Moody’s Investors Service warns that despite the Cayman Islands’ foreign currency bond maintaining the Aa3 rating, it may face challenges if there is a slowdown or recession in the United States.
The leading international country economic rating agency, says that Cayman’s maintenance of its government foreign currency bond rating demonstrates the Islands’ economic resiliency.
In a March report, compiled by Moody’s Vice-President and Senior Analyst, Alessandra Alecci warned of challenges to tourism, such as a recurring slowdown expected over the next couple of years, and a recession or slowdown in the economy of the US, Cayman’s main tourism market.
In 2006, Cayman held the same Aa3 government foreign currency bond rating.
In the report on Cayman’s macroeconomic performance, Moody’s noted the devastation caused by Hurricane Ivan in 2004 and observed that it is this ability to bounce back from disaster that keeps the Islands’ at this rating – the highest in the Caribbean and second only to Bermuda.
Moody’s Bond Ratings, or risk assessments, in part determine the interest that the entity issuing the bonds must pay. Covering the 2007 performance, the report stated that economic growth has stabilized to around four percent over the previous two years after posting a phenomenal rate of 6.5 percent in 2005 during the hurricane reconstruction period.

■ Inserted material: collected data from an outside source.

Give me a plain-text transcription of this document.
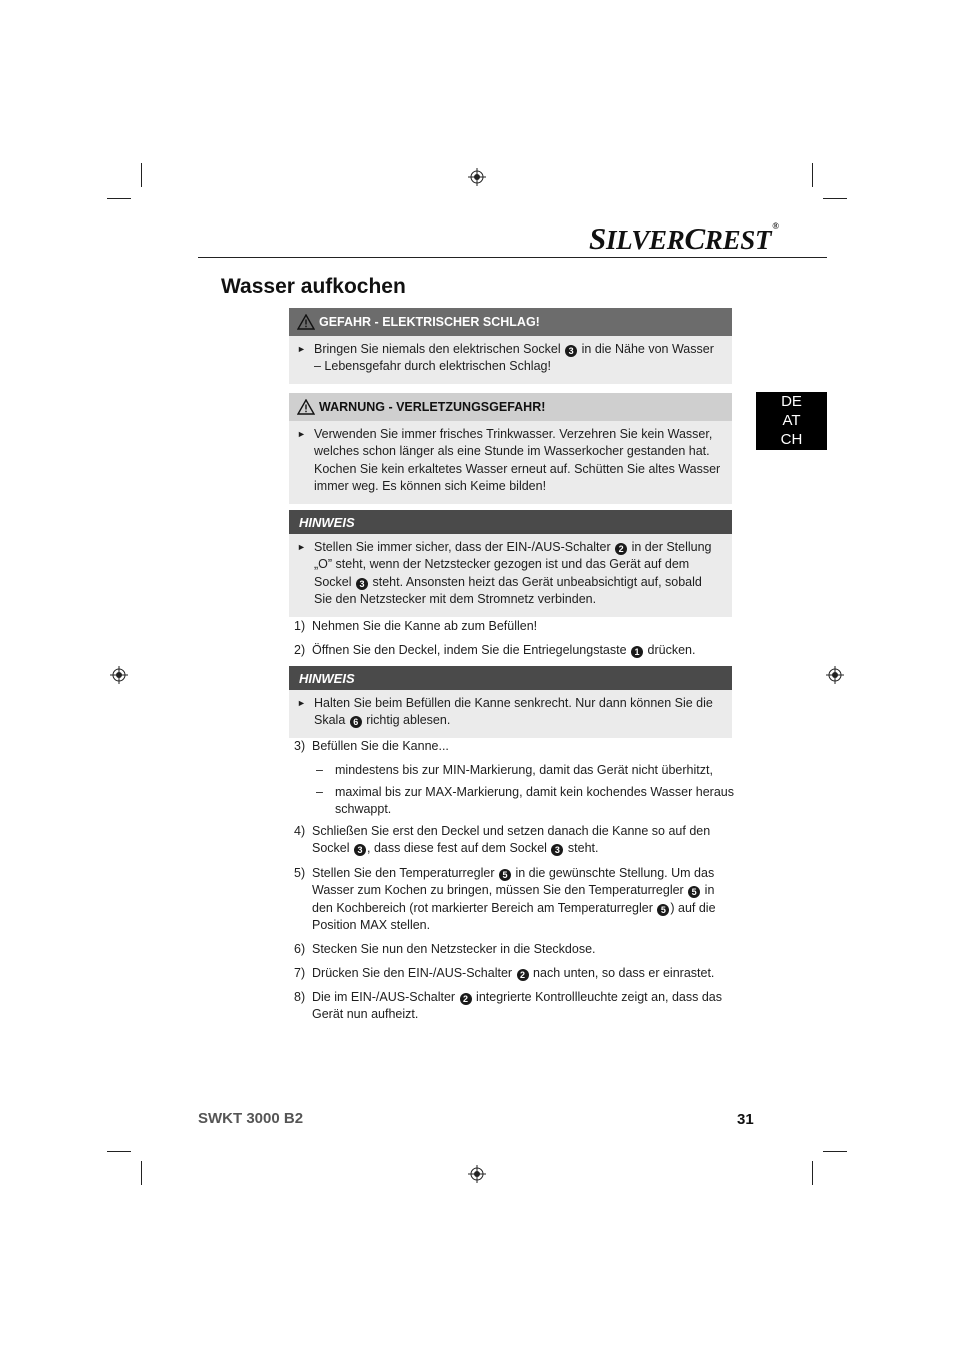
SILVERCREST®
Wasser aufkochen
DE
AT
CH
GEFAHR - ELEKTRISCHER SCHLAG!
► Bringen Sie niemals den elektrischen Sockel 3 in die Nähe von Wasser – Lebensgefahr durch elektrischen Schlag!
WARNUNG - VERLETZUNGSGEFAHR!
► Verwenden Sie immer frisches Trinkwasser. Verzehren Sie kein Wasser, welches schon länger als eine Stunde im Wasserkocher gestanden hat. Kochen Sie kein erkaltetes Wasser erneut auf. Schütten Sie altes Wasser immer weg. Es können sich Keime bilden!
HINWEIS
► Stellen Sie immer sicher, dass der EIN-/AUS-Schalter 2 in der Stellung „O” steht, wenn der Netzstecker gezogen ist und das Gerät auf dem Sockel 3 steht. Ansonsten heizt das Gerät unbeabsichtigt auf, sobald Sie den Netzstecker mit dem Stromnetz verbinden.
1) Nehmen Sie die Kanne ab zum Befüllen!
2) Öffnen Sie den Deckel, indem Sie die Entriegelungstaste 1 drücken.
HINWEIS
► Halten Sie beim Befüllen die Kanne senkrecht. Nur dann können Sie die Skala 6 richtig ablesen.
3) Befüllen Sie die Kanne...
– mindestens bis zur MIN-Markierung, damit das Gerät nicht überhitzt,
– maximal bis zur MAX-Markierung, damit kein kochendes Wasser heraus schwappt.
4) Schließen Sie erst den Deckel und setzen danach die Kanne so auf den Sockel 3 , dass diese fest auf dem Sockel 3 steht.
5) Stellen Sie den Temperaturregler 5 in die gewünschte Stellung. Um das Wasser zum Kochen zu bringen, müssen Sie den Temperaturregler 5 in den Kochbereich (rot markierter Bereich am Temperaturregler 5 ) auf die Position MAX stellen.
6) Stecken Sie nun den Netzstecker in die Steckdose.
7) Drücken Sie den EIN-/AUS-Schalter 2 nach unten, so dass er einrastet.
8) Die im EIN-/AUS-Schalter 2 integrierte Kontrollleuchte zeigt an, dass das Gerät nun aufheizt.
SWKT 3000 B2	31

It added that while there are signs of deceleration in the construction sector, growth drivers - tourism and financial services - that comprise around 70 per cent of GDP, performed well.
“Despite the ongoing global financial crisis, the Cayman Islands continues in its role as a leader in the offshore industry, accounting for around 80 per cent of the world’s mutual fund registrations. In 2007, new mutual fund and company registrations remained in the double digits, and data for January 2008 shows the same trend continuing,” the report said.
“Tourism consolidated its quick rebound from [the] hurricane in the past two years, particularly for stay-over (as opposed to cruise) arrivals, which returned to pre-hurricane levels in 2007.”
It was further noted that compared to arrival numbers before the 11 September terrorist attack on the US, 2007s tourism numbers reflect a reduction, but there was still good news.
“Despite a decline in tourist arrivals, tourism-related inflows are posting robust growth, suggesting that tourists are spending more, even after adjusting for inflation, as the Cayman Islands increasingly attracts high-income visitors,” the report also stated.